The moment I knew those three boxes were not enough to discard was when I came across a quote from E. B. White:
Every morning, when I left for work, I would take something in my hand and walk off with it, for deposit in the big municipal wire trash basket at the corner of Third, on the theory that the physical act of disposal was the real key to the problem. My wife, a strategist, knew better and began quietly mobilizing the forces that would eventually put our goods to rout. A man could walk away for a thousand mornings carrying something with him to the corner and there would still be a home full of stuff. It is not possible to keep abreast of the normal tides of acquisition. A home is like a reservoir equipped with a check valve: the valve permits influx but prevents outflow. Acquisition goes on night and day — smoothly, subtly, imperceptibly. I have no sharp taste for acquiring things, but it is not necessary to desire things in order to acquire them. Goods and chattels seek a man out; they find him even though his guard is up. Books and oddities arrive in the mail. Gifts arrive on anniversaries and fete days. Veterans send ballpoint pens. Banks send memo books. If you happen to be a writer, readers send whatever may be cluttering up their own lives; I had a man once send me a chip of wood that showed the marks of a beaver’s teeth. Someone dies, and a little trickle of indestructible keepsakes appears, to swell the flood. This steady influx is not counterbalanced by any comparable outgo. Under ordinary circumstances, the only stuff that leaves a home is paper trash and garbage; everything else stays on and digs in.
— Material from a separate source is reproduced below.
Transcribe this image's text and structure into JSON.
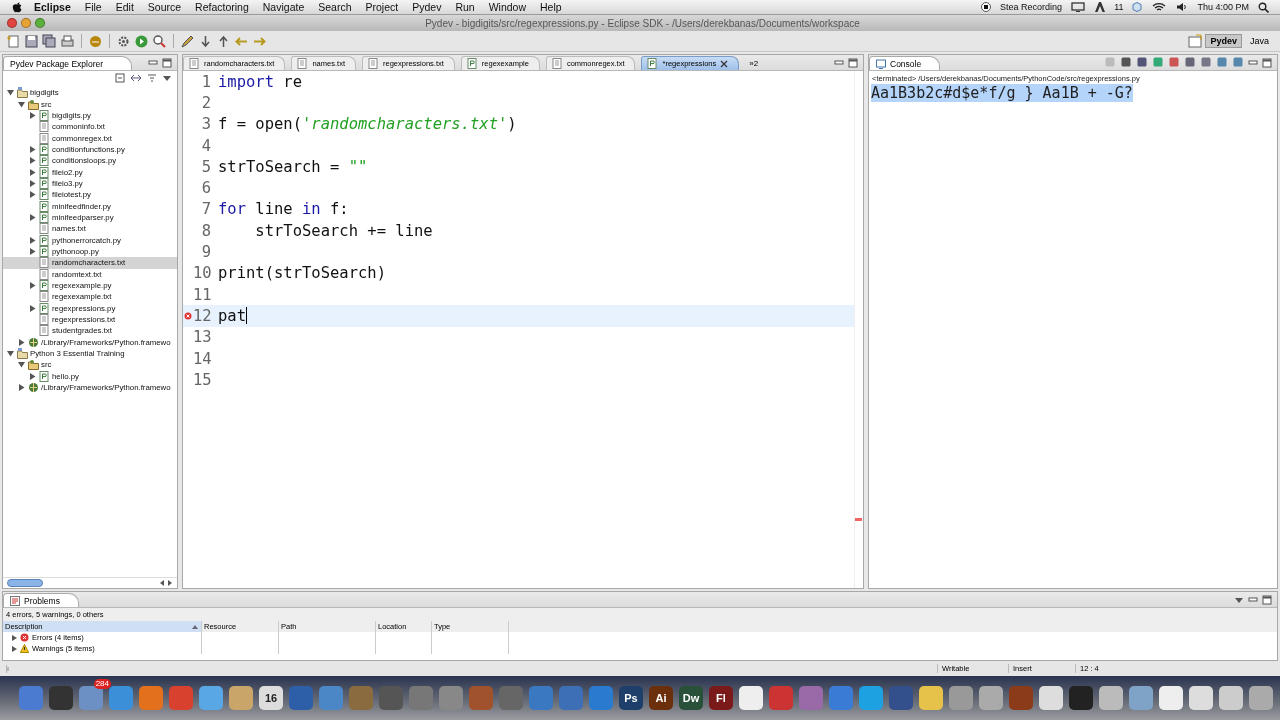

My desire to keep so many books was really an inability to admit that I will never be able to keep them all – that I don’t need them all. My struggle was with “stuff” that had dug in and didn’t want to let go. I realized that I was deferring my “stuff” problem to my children. Until that moment I thought, “Let me keep them all, my daughters can get rid of them someday.”
Retirement is not death. But it is a shrinking of life. It is a preview for those who will pay attention. Like those who have downsized to assisted living or the mother-in-law suite, the day is coming when we will have less. And, if we are surrounded by the people we love, we will have enough and be satisfied. Maybe God has been teaching us this lesson all our lives, but I have just now paid attention. It is easy to become too attached to the temporal. It is easy to think that life is made up of the material and more of is will make us happy.
Thus, I have begun anew the task of getting rid of many books. These old friends. Filled with dust mites, faded highlighting, and inscriptions from people I have loved, many of them are leaving as I work toward a more manageable collection of core books.
My life is richer for having read them, and for learning to let them go.